More than 90% of property appraisers are white, according to the Bureau of Labor Statistics. Critics say appraiser bias leads to lower valuations for homeowners of color, limiting their ability to sell their houses and perpetuating wealth gaps.
Fully addressing the issue “requires a moonshot of an effort,” said Cy Richardson, senior vice president for programs at the National Urban League. But he said the Flagstar donation will boost efforts to overhaul entry requirements for the industry, along with rethinking recruitment and training initiatives.
“It’s excellent news,” Richardson said. “We hope that news is spread far and wide, because we’d like other evangelists to come in and be a supporter of this.”
The donation by Flagstar, which is the banking unit of New York Community Bancorp following a recent acquisition, will go to the Appraiser Diversity Initiative. The initiative is a collaboration between the Appraisal Institute, the National Urban League, Fannie Mae and Freddie Mac.
The Appraiser Diversity Initiative will use the funds to support the recruitment and credentialing of diverse trainees, as well as to sponsor workshops in certain markets. The group will also explore different ways to improve the licensing process, including through simulating appraisals for trainees, rather than the usual process of getting training under an appraiser.
The donation is a way to help address the “damaging effects of appraisal bias,” said Lee Smith, Flagstar’s president of mortgage. He noted that minority homeowners can get significantly less money for their home when an appraisal is done wrong.
“We want to be part of the solution here,” Smith said in an interview. “We’re not just going to sit on the sidelines and watch this happen.”
A mystery-shopper study last year involving interracial couples in the Baltimore area found that white homeowners received home values were roughly $6,800 higher than those received on the same home when their Black spouses were instead home at the time of the appraisal.
In two examples, the white spouses received valuations at least $40,000 higher than their Black partners did.
Black homeowners also saw instances of unprofessional treatment, including one homeowner whose appraisal took 11 weeks to be finished. The longest any white homeowner waited was 22 days. The study was conducted by the National Community Reinvestment Coalition.
The Biden administration has focused on ways to address the issue, including through the Property Appraisal and Valuation Equity Task Force, which the White House launched in 2021.
In addition, the agency that oversees state regulation of appraisers held a hearing in January with the heads of the Consumer Financial Protection Bureau, the Department of Housing and Urban Development and the Federal Housing Finance Agency.
The status quo is “unconscionable,” said Jonathan Miller, a New York City appraiser who’s CEO of the appraisal firm Miller Samuel.

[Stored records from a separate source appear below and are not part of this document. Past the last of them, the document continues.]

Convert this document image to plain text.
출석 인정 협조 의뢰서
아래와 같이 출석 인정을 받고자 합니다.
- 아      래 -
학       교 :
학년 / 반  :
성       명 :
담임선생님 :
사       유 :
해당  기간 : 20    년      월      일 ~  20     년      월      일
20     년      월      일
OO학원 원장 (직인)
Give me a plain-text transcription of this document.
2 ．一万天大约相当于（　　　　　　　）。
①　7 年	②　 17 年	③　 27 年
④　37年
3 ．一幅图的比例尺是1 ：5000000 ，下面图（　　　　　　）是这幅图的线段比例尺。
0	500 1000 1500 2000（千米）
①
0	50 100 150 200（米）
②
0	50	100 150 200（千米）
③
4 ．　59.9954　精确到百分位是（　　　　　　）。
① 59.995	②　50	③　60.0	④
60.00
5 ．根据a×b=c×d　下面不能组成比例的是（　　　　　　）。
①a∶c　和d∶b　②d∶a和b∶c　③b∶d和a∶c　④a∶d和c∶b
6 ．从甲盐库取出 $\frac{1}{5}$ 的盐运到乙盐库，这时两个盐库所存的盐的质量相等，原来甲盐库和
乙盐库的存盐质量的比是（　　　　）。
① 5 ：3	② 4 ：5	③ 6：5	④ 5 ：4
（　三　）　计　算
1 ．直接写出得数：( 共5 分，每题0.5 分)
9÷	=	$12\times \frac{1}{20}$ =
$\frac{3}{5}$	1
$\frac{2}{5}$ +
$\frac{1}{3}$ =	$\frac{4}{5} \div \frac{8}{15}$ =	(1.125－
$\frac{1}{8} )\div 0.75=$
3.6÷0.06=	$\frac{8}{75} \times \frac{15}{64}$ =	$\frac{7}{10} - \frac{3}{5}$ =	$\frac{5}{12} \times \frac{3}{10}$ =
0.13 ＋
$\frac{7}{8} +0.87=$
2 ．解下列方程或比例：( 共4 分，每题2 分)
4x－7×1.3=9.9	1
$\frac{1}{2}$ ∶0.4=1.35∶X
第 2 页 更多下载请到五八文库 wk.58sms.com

Flagstar’s move is “very encouraging” in that it may signal the banking industry is getting more involved in addressing the problem, he added.
Wells Fargo has also taken aim at fixing appraiser diversity, announcing a $5 million grant in December that was to be used to certify 260 diverse appraisers in Atlanta, Charlotte and Houston.
The Appraisal Foundation, a nonprofit industry group that writes rules on appraisal licensing, praised Flagstar for the donation. In a statement, the group’s president, Dave Bunton, said the donation is “welcome news, and we hope many more groups will take steps to support this important initiative.”